A slice of gastronomic wonder

Sliced by Fed is a food blog featuring issues on topics from Space (how to grow a Martian menu) to Fire (did you know eucalyptus needs fire to reproduce?) to Watermelon (and its untold story in crime scenes around the world and throughout history), paired with a slew of wonderfully imaginative illustrated collages.

The most fun you'll have on type

From the URL (the delightful "SansSheriff.wtf", for all you type aficionados) to a website that features an in-browser game, NaN Juane might be the most fun you'll have browsing a font, thanks to NaN, a typographic services studio.

What about extremely slow email?

There's slow food, slow fashion, slow living. What about slow email? In this article, video game designer Ian Bogost muses on the apps and technologies that have been built to help us slow down and press pause, many of which he relishes for their subversiveness. But what if they're not just "projects", and valid ways to move forward? Is "real time" always the best time? These questions are asked through the lens of Pony, an app that's actually not quite email (more like instant messaging, without the instant part: messages get picked up and delivered just once a day).

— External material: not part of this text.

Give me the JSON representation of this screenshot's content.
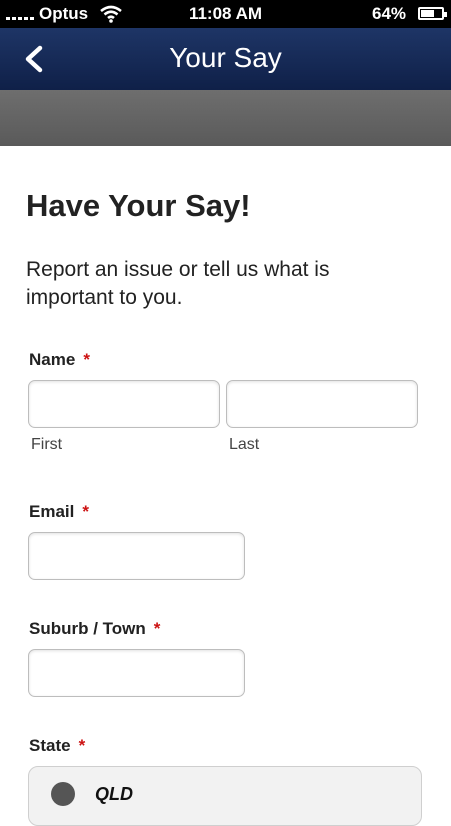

Commute with Moon Prism Power!

EasyCard (悠遊卡) is Taiwan's contactless subway smart card system, and last week, they launched a pass in the form of a life-size Moon Stick from the anime Sailor Moon. It sold for around $65 USD, and as you'd expect, it even lights up when it's being read/activated.

One last thing

The term "algorithm" comes from the name of Muhammad ibn Mūsā al'Khwārizmī (his latinized name: Algoritmi), a ninth-century Persian mathematician.